Celle-ci, je ne vais pas l'ajouter à la campagne en cours : au final, je la trouve trop dérangeante pour de si jeunes âmes. Cependant, certains pourront la trouver adaptée à leur table. Attention toutefois : après mure reflexion, on est quand même sur quelque chose d'assez dur, notamment lorsqu'on en comprends les tenant et les aboutissants. On parle ici de faux semblant et de glissement dans la folie, et le sujet lui-même pourrait assez facilement choquer des joueurs. Rappelez-vous à toute fin utile que vos joueurs ont le droit de se sentir mal à l'aise avec certaines histoire, et que le but n'est pas de faire en sorte qu'ils se sentent mal. Si vous percevez des signes de gène, ou si vous pensez que vos joueurs pourraient être génés, ne le minimisez pas et ne les forcez pas à le vivre. A tout moment, vous pouvez claquer des doigts et transformer un début d'histoire choquante en cauchemard : ils se réveillent soudain, en sueur, l'échine glacée (reste à votre charge d'imaginer pourquoi : une malédiction ? un sort ? un démon ? ou juste un problème récurrent lié à l'avènement du Mal dans votre monde de campagne ?)
Avec un tel avertissement, on pourrait se demander si ce post à sa place ici. Personnellement, je ne saurais pas forcément répondre à la question, même s'il me semble que l'histoire est intriguante et peut donner lieu à une séance de jeu intéressante. Je pense que si je maîtrisait actuellement une campagne avec une table d'adulte que je connais bien, j'aurais essayé de la placer. Il y a aussi la possibilité que les joueurs n'arrivent pas à percer l'illusion - dans ce cas, ils ne verront cette histoire que comme une quête d'escorte assez classique, agaçante par cecrtains cotés, avec quelques situations cocasses ou étranges et certains passages dramatiques.

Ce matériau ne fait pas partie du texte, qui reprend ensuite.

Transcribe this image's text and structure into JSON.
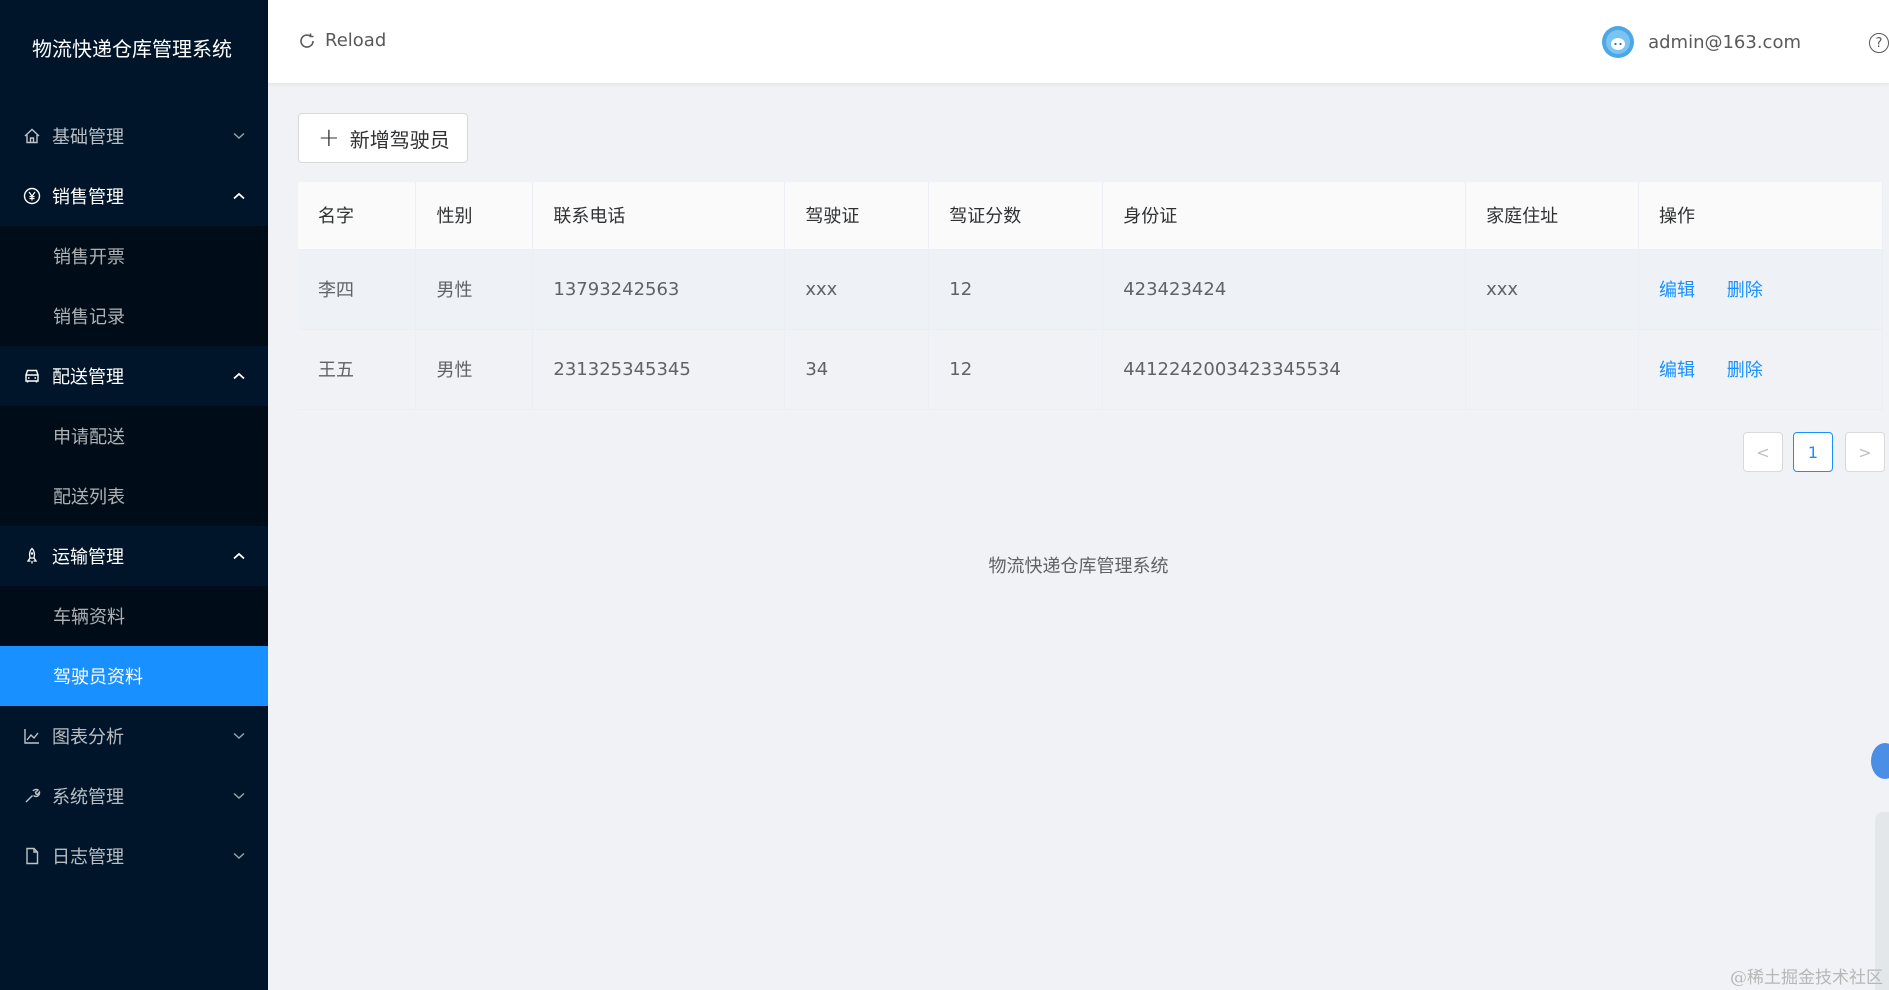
{
  "app": {
    "title": "物流快递仓库管理系统"
  },
  "sidebar": {
    "menus": [
      {
        "label": "基础管理"
      },
      {
        "label": "销售管理",
        "children": [
          "销售开票",
          "销售记录"
        ]
      },
      {
        "label": "配送管理",
        "children": [
          "申请配送",
          "配送列表"
        ]
      },
      {
        "label": "运输管理",
        "children": [
          "车辆资料",
          "驾驶员资料"
        ]
      },
      {
        "label": "图表分析"
      },
      {
        "label": "系统管理"
      },
      {
        "label": "日志管理"
      }
    ]
  },
  "header": {
    "reload_label": "Reload",
    "user_email": "admin@163.com",
    "help_glyph": "?"
  },
  "toolbar": {
    "add_label": "新增驾驶员"
  },
  "table": {
    "headers": [
      "名字",
      "性别",
      "联系电话",
      "驾驶证",
      "驾证分数",
      "身份证",
      "家庭住址",
      "操作"
    ],
    "rows": [
      [
        "李四",
        "男性",
        "13793242563",
        "xxx",
        "12",
        "423423424",
        "xxx"
      ],
      [
        "王五",
        "男性",
        "231325345345",
        "34",
        "12",
        "4412242003423345534",
        ""
      ]
    ],
    "actions": {
      "edit": "编辑",
      "delete": "删除"
    }
  },
  "pagination": {
    "current": "1",
    "prev_glyph": "<",
    "next_glyph": ">"
  },
  "footer": {
    "text": "物流快递仓库管理系统"
  },
  "watermark": "@稀土掘金技术社区",
  "colors": {
    "sidebar_bg": "#001529",
    "submenu_bg": "#000c17",
    "accent": "#1890ff",
    "page_bg": "#f0f2f5"
  },
  "icons": [
    "home-icon",
    "yen-icon",
    "car-icon",
    "rocket-icon",
    "chart-icon",
    "wrench-icon",
    "file-icon",
    "reload-icon",
    "help-icon"
  ]
}
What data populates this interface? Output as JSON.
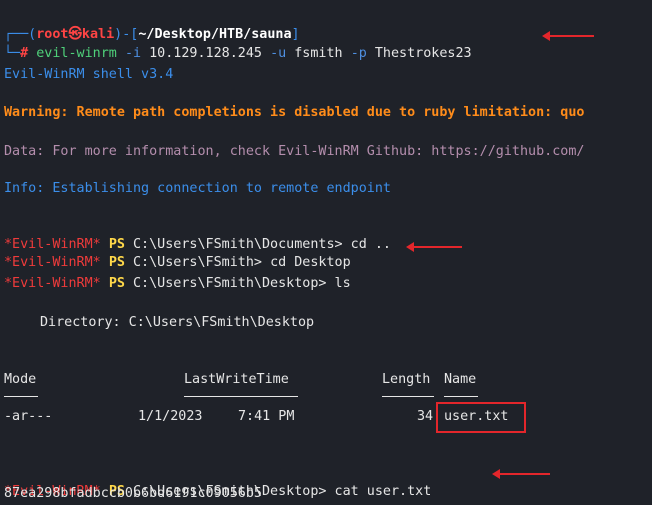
{
  "prompt_header": {
    "corner_top": "┌──(",
    "user": "root",
    "at_symbol": "㉿",
    "host": "kali",
    "bracket_mid": ")-[",
    "path": "~/Desktop/HTB/sauna",
    "bracket_end": "]",
    "corner_bottom": "└─",
    "hash": "#",
    "command_name": "evil-winrm",
    "flag_i": "-i",
    "ip": "10.129.128.245",
    "flag_u": "-u",
    "user_arg": "fsmith",
    "flag_p": "-p",
    "password": "Thestrokes23"
  },
  "output": {
    "shell_version": "Evil-WinRM shell v3.4",
    "warning": "Warning: Remote path completions is disabled due to ruby limitation: quo",
    "data_line": "Data: For more information, check Evil-WinRM Github: https://github.com/",
    "info_line": "Info: Establishing connection to remote endpoint"
  },
  "evil_prompt": {
    "label": "*Evil-WinRM*",
    "ps": "PS"
  },
  "commands": [
    {
      "path": "C:\\Users\\FSmith\\Documents>",
      "cmd": "cd .."
    },
    {
      "path": "C:\\Users\\FSmith>",
      "cmd": "cd Desktop"
    },
    {
      "path": "C:\\Users\\FSmith\\Desktop>",
      "cmd": "ls"
    },
    {
      "path": "C:\\Users\\FSmith\\Desktop>",
      "cmd": "cat user.txt"
    }
  ],
  "directory_listing": {
    "header": "Directory: C:\\Users\\FSmith\\Desktop",
    "columns": {
      "mode": "Mode",
      "last_write_time": "LastWriteTime",
      "length": "Length",
      "name": "Name"
    },
    "underline_mode": "----",
    "underline_lwt": "-------------",
    "underline_length": "------",
    "underline_name": "----",
    "row": {
      "mode": "-ar---",
      "date": "1/1/2023",
      "time": "7:41 PM",
      "length": "34",
      "name": "user.txt"
    }
  },
  "flag_output": "87ea298bfadbccb0b6bd6191c09056b5",
  "colors": {
    "background": "#1f2229",
    "annotation_red": "#e3262b",
    "prompt_blue": "#3b8eea",
    "warning_orange": "#ff8c1a",
    "data_purple": "#b48ead",
    "evil_red": "#ef3b3b",
    "ps_yellow": "#ffd84a"
  }
}
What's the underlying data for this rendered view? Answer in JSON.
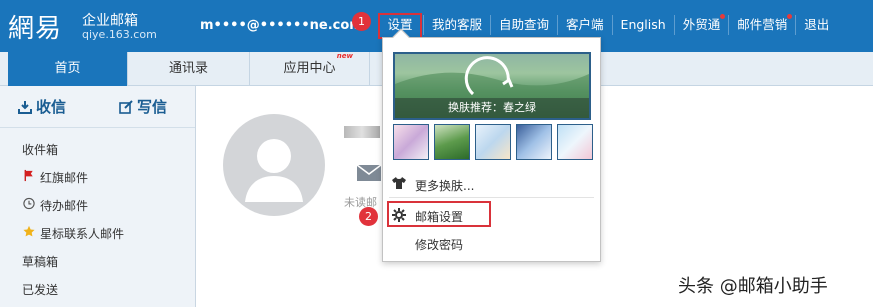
{
  "header": {
    "logo_mark": "網易",
    "logo_title": "企业邮箱",
    "logo_domain": "qiye.163.com",
    "account_email": "m••••@••••••ne.com",
    "nav": [
      {
        "label": "设置",
        "step": "1"
      },
      {
        "label": "我的客服"
      },
      {
        "label": "自助查询"
      },
      {
        "label": "客户端"
      },
      {
        "label": "English"
      },
      {
        "label": "外贸通",
        "dot": true
      },
      {
        "label": "邮件营销",
        "dot": true
      },
      {
        "label": "退出"
      }
    ]
  },
  "tabs": [
    {
      "label": "首页",
      "active": true
    },
    {
      "label": "通讯录"
    },
    {
      "label": "应用中心",
      "tag": "new"
    }
  ],
  "sidebar": {
    "receive_label": "收信",
    "compose_label": "写信",
    "folders": [
      {
        "label": "收件箱"
      },
      {
        "label": "红旗邮件",
        "icon": "red-flag-icon"
      },
      {
        "label": "待办邮件",
        "icon": "clock-icon"
      },
      {
        "label": "星标联系人邮件",
        "icon": "star-icon"
      },
      {
        "label": "草稿箱"
      },
      {
        "label": "已发送"
      }
    ]
  },
  "main": {
    "unread_label": "未读邮"
  },
  "dropdown": {
    "skin_recommend": "换肤推荐：春之绿",
    "more_skins": "更多换肤...",
    "mailbox_settings": "邮箱设置",
    "mailbox_settings_step": "2",
    "change_password": "修改密码"
  },
  "watermark": "头条 @邮箱小助手",
  "colors": {
    "brand_blue": "#1a75bb",
    "highlight_red": "#d9323a",
    "sidebar_bg": "#eef3f8"
  }
}
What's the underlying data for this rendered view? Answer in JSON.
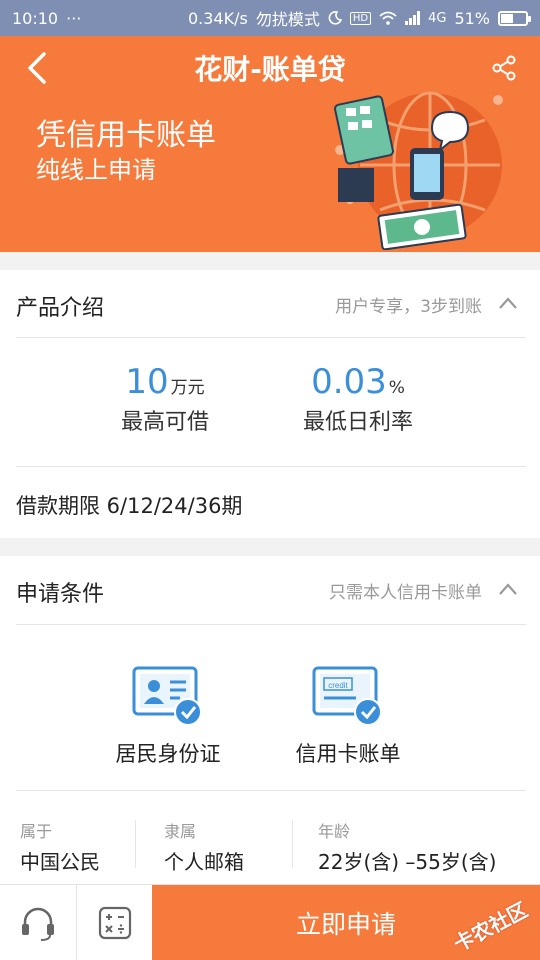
{
  "status_bar": {
    "time": "10:10",
    "dots": "···",
    "speed": "0.34K/s",
    "mode": "勿扰模式",
    "hd": "HD",
    "network": "4G",
    "battery_pct": "51%",
    "battery_level": 0.51
  },
  "header": {
    "title": "花财-账单贷",
    "banner_line1": "凭信用卡账单",
    "banner_line2": "纯线上申请"
  },
  "product": {
    "section_title": "产品介绍",
    "note": "用户专享，3步到账",
    "max_amount": {
      "value": "10",
      "unit": "万元",
      "label": "最高可借"
    },
    "min_rate": {
      "value": "0.03",
      "unit": "%",
      "label": "最低日利率"
    },
    "term": "借款期限 6/12/24/36期"
  },
  "conditions": {
    "section_title": "申请条件",
    "note": "只需本人信用卡账单",
    "items": [
      {
        "label": "居民身份证"
      },
      {
        "label": "信用卡账单",
        "card_text": "credit"
      }
    ],
    "info": [
      {
        "key": "属于",
        "value": "中国公民"
      },
      {
        "key": "隶属",
        "value": "个人邮箱"
      },
      {
        "key": "年龄",
        "value": "22岁(含) –55岁(含)"
      }
    ]
  },
  "bottom": {
    "apply_label": "立即申请",
    "watermark": "卡农社区"
  },
  "colors": {
    "accent": "#f57a3c",
    "blue": "#3a8fd8",
    "status_bar": "#7f8fb3"
  }
}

Je vous la présente en deux parties : d'abors, la vision qu'ont les joueurs de ce qui se passe. Ensuite; la vision du maître de jeu. Je pense que l'histoire peut être adaptée pour constituer le fil rouge d'une partie un peu plus calme, pour meubler un long déplacement, quitte à rajouter quelques péripéties.
Un voyage interminable
Elle a une vingtaine d'années. Elle aurait pu être mariée, mais elle ne l'est pas. Elle n'est même pas fiancée d'ailleurs, et sa famille semble bien s'en moquer. En somme, elle est libre de faire ce qu'elle souhaite et elle bénéficie en plus d'une très, très confortable dote pour vivre sa vie. Cependant, elle se retrouve à devoir être escortée sur un trajet assez long. Pourquoi ? Bah. Ces parents en ont peut-être eu marre. La voilà qui doit aller au loin, dans une ville portuaire. Et visiblement, pour une fois, elle n'a pas son mot à dire. Mais bon : le voyage va être long. Très long même, puisqu'il devra durer entre quatre et cinq semaines. Trop long, certainement, pour ses accompagnateurs rémunérés. Comment supporter cette... harpie? pendant une aussi longue période ? Elle est hautaine, critique en permanence "le service", insiste pour ne dormir que dans les meilleures auberges, etc. Tant qu'elle paye, bien sûr, ça ne change pas grand chose. Sauf qu'elle insiste pour que son escorte dorme dans l'étable ("À moins que vous ne vouliez payer votre chambrée ? Après tout, ça ne coûte que quelques pièces d'or par nuit !"). Le début du voyage s'approche du calvaire...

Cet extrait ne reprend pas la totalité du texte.